Wednesday, September 23, 2020

'Dung, Guts, and Blood'

The darker regions of my imagination are entropic, not apocalyptic. We’re likelier to rot than vaporize. If I understand the Zeitgeist correctly, that puts me in the minority. There seems to be a taste out there for melodramatic eschatology. The faithful aren’t alone in awaiting the grand comeuppance. Environmentalists, too, and those who fancy revolution as a cleansing fire rather than another instance of Gibbon’s understanding of history as “the register of crimes, follies, and misfortunes of mankind.” An apocalypse is more entertaining, the X-rated version of the world’s end, with all the special effects – disease, fire, celebratory criminality in the streets and, most recently, “weather events.”

 

In Houston, we dodged Hurricane Laura last month. On Tuesday, Beta slipped quietly from storm to depression, the secondary status its name suggests. Ten inches of rain fell in some neighborhoods.

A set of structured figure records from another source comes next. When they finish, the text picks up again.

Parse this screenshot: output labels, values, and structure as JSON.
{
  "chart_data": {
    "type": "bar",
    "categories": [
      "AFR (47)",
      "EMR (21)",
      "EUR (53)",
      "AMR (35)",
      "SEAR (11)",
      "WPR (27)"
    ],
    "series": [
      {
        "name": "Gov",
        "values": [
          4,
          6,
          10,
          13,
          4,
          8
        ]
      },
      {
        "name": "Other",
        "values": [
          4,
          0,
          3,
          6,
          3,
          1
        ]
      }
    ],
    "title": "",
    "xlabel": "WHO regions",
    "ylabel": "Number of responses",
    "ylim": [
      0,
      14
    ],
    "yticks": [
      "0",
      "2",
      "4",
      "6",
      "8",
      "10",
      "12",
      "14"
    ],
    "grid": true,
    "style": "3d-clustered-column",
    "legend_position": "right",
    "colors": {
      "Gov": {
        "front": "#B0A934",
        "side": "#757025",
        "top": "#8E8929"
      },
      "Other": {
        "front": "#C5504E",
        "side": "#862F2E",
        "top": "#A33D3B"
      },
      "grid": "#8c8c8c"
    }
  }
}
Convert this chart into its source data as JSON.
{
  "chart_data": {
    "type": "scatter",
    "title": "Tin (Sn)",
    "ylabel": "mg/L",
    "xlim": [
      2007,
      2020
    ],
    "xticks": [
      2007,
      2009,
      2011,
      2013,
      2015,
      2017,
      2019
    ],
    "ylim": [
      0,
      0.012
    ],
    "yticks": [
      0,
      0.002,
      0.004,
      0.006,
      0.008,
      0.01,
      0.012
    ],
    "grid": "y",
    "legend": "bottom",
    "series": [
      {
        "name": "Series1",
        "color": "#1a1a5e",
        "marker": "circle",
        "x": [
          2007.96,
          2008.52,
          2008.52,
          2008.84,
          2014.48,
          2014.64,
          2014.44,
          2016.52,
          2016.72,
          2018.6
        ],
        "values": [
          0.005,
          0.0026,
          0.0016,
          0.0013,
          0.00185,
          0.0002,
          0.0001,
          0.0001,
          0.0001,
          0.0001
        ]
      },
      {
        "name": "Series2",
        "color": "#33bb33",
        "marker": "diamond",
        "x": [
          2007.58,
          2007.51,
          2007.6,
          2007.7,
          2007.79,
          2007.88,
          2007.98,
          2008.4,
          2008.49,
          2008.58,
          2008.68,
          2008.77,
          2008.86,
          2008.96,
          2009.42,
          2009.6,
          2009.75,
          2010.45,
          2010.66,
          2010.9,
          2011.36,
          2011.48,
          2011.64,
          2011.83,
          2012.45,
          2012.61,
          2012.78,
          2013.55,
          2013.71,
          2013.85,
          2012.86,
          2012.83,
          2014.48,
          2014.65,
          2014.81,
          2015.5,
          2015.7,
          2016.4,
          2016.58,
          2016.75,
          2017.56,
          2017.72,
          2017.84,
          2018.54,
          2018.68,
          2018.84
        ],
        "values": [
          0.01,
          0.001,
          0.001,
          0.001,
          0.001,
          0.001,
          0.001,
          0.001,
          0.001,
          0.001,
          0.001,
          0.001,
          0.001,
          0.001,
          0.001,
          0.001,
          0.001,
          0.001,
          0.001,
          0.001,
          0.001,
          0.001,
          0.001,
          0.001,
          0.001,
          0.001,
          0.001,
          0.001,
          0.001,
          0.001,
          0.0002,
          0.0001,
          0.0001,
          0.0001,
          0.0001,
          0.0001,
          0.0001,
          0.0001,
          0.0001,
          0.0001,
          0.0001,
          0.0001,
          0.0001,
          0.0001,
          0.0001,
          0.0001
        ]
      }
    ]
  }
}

Bayous overflowed. Here, it drizzled. There wasn’t enough wind and rain to keep away the hummingbirds. Everything drips – and rots, slowly. In one of my favorite poems in the language, “A Description of a City Shower,” Swift caricatures a commonplace event for comic effect:

 

“Now from all parts the swelling kennels flow,

And bear their trophies with them as they go:

Filth of all hues and odors seem to tell

What street they sailed from, by their sight and smell.

They, as each torrent drives with rapid force,

From Smithfield or St. Pulchre’s shape their course,

And in huge confluence joined at Snow Hill ridge,

Fall from the conduit prone to Holborn Bridge.

Sweepings from butchers’ stalls, dung, guts, and blood,

Drowned puppies, stinking sprats, all drenched in mud,

Dead cats, and turnip tops, come tumbling down the flood.”